Anice verde o Anice vera
Si tratta di una pianta erbacea annuale appartenente alla famiglia delle Apiaceae. È originaria dell’est del Mediterraneo e del sud-ovest asiatico e viene ampiamente coltivata nell’Europa meridionale e centrale, nella ex URSS, in Nord Africa e, in misura minore, in Messico e in Sud America. Cresce sino a 30-60 cm in altezza, ha fusto cilindrico eretto, foglie inferiori cordiformi, poi trifogliate e frangiate. I fiori bianchi sono composti da una decina di minuscole ombrelle, simili a quelli del finocchio, ma hanno un profumo molto più delicato. I frutti ovoidi hanno un colore grigio-verdastro e sono coperti di una fitta peluria, il loro sapore dolce e aromatico è molto caratteristico e inconfondibile. La droga, (intesa come la parte della pianta utilizzata come tale o, più propriamente, sotto forma di preparati fitoterapici ottenuti con varie metodiche) è costituita dal frutto, impropriamente detto “seme”.
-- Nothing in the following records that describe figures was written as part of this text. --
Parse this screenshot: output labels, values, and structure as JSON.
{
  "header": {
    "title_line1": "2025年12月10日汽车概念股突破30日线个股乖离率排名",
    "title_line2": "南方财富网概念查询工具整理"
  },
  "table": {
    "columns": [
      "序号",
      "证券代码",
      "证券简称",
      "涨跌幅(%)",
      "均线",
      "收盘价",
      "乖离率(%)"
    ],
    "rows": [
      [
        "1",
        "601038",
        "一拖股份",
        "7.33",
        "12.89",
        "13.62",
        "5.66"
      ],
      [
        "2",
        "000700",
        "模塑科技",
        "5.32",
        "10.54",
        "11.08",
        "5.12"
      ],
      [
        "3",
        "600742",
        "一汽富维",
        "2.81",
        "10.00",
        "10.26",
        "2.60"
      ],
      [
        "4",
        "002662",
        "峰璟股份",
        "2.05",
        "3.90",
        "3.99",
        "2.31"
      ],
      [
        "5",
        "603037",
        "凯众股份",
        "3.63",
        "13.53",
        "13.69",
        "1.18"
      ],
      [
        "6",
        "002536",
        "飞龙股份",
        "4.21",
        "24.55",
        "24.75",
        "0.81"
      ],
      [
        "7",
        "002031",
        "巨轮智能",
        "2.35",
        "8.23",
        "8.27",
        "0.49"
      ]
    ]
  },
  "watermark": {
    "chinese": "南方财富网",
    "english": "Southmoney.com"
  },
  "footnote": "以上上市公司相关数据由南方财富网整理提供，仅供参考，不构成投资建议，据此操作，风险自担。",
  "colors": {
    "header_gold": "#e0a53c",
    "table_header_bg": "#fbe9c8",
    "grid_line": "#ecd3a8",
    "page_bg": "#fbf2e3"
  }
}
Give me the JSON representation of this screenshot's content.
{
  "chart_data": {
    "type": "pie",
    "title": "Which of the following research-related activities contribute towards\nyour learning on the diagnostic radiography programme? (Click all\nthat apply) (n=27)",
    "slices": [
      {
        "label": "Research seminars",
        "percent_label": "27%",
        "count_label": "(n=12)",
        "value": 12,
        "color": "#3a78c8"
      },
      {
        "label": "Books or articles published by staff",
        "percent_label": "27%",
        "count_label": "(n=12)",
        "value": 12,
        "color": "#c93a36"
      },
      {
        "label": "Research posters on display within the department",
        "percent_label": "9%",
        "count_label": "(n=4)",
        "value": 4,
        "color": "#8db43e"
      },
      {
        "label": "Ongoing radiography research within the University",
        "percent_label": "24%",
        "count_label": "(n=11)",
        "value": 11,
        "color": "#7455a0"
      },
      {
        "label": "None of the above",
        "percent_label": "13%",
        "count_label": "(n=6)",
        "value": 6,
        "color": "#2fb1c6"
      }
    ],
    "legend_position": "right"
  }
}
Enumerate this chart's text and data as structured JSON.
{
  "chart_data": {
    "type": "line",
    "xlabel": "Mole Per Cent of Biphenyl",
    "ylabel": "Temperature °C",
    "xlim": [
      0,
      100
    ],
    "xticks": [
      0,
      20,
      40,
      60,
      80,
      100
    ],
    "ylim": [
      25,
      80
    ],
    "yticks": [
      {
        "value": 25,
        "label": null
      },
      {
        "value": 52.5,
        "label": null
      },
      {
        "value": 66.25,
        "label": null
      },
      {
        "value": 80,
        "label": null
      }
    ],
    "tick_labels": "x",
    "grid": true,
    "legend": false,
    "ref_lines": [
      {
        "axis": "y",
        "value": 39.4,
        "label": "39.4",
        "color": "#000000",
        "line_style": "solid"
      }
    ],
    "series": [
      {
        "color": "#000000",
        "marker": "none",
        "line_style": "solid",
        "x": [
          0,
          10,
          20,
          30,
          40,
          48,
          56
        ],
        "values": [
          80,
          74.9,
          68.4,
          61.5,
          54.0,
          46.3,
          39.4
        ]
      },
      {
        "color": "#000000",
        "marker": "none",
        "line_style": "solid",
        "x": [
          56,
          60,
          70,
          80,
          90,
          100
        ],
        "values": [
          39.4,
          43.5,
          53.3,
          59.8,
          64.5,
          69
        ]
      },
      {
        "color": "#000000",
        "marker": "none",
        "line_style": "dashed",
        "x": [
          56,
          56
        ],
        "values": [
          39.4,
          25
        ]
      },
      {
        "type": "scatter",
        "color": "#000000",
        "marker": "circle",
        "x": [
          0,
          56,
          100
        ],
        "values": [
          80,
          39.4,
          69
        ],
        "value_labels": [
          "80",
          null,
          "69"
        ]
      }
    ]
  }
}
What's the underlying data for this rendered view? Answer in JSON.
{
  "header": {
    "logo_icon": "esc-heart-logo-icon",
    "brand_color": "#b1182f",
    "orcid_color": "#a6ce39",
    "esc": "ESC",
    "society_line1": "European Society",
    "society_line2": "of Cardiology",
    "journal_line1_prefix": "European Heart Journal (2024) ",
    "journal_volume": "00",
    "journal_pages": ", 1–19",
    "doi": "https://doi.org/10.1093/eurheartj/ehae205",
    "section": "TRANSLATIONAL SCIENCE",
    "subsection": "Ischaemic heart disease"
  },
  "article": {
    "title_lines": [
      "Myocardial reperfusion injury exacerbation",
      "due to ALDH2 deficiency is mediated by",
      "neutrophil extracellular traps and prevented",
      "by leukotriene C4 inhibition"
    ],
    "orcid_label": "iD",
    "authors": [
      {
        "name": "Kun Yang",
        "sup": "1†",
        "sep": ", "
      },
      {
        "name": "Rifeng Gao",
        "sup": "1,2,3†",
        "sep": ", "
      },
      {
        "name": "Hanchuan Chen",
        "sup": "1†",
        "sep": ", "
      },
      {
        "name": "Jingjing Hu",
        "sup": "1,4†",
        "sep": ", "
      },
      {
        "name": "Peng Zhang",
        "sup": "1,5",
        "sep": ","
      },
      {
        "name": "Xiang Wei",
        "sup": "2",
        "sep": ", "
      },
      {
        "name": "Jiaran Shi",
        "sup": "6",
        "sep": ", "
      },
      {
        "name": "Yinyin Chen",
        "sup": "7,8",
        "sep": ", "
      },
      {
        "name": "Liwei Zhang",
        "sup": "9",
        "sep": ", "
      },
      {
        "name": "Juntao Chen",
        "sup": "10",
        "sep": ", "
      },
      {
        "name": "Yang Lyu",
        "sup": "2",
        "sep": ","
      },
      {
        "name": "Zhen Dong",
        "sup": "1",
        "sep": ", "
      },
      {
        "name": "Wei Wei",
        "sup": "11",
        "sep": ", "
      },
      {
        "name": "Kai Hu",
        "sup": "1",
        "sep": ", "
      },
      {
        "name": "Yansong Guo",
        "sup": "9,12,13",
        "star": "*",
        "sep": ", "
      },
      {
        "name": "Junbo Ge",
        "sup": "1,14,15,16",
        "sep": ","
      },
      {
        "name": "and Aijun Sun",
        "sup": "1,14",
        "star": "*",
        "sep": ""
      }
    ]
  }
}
I frutti devono essere conservati in contenitori ermetici o in recipienti di vetro dotati di buona chiusura, al riparo dalla luce e in un ambiente asciutto al fine di preservarne le qualità.
In cucina
Anice e Olio di Anice sono ampiamente utilizzati come ingredienti aromatizzanti in tutte le principali categorie di alimenti, come dolciumi, prodotti da forno, gelatine e budini, carne e prodotti a base di carne. L’Anice é utilizzato per produrre bevande alcoliche tipiche della regione mediterranea, come il Pastis francese, l’Ouzo greco, il Raki turco e l’Arak, diffuso in Medio Oriente.
Attività biologica
All’Anice vengono attribuite diverse proprietà, fra cui ricordiamo quelle stomachica (tonica e corroborante per lo stomaco), carminativa, spasmolitica, colagoga (stimolazione della contrazione della cistifellea), ascritte soprattutto all’Olio essenziale di Anice, il cui principale componente è l’anetolo. Per questo motivo, la specie ha ottenuto l’approvazione ufficiale per il trattamento dei disturbi digestivi e dei sintomi ad essi associati, come, ad esempio, flatulenza, senso di pienezza e gonfiore addominale, oltre ad essere impiegata come rimedio per favorire l’appetito. Le sue preparazioni, di sapore molto gradevole, aumentano la secrezione salivare e gastrica, oltre che biliare, ed è considerato un ottimo rimedio in grado di favorire la digestione. A dosi adeguate, può esercitare una sicura azione antispastica ed anche antisettica, capace di inibire il manifestarsi di fenomeni fermentativi e la conseguente formazione di gas nello stomaco e nell’intestino. L’azione eccitante dell’Anice verde sulla peristalsi, nei casi di atonia intestinale, e la contemporanea azione antispastica ne giustificano l’impiego terapeutico come carminativo, nelle contrazioni dolorose gastriche e intestinali e in tutti i casi in cui si rende utile un’azione sedativa e nello stesso tempo stimolante di questi organi. Per il trattamento di questi disturbi, l’Anice deve essere assunto sotto forma di preparazioni per uso interno.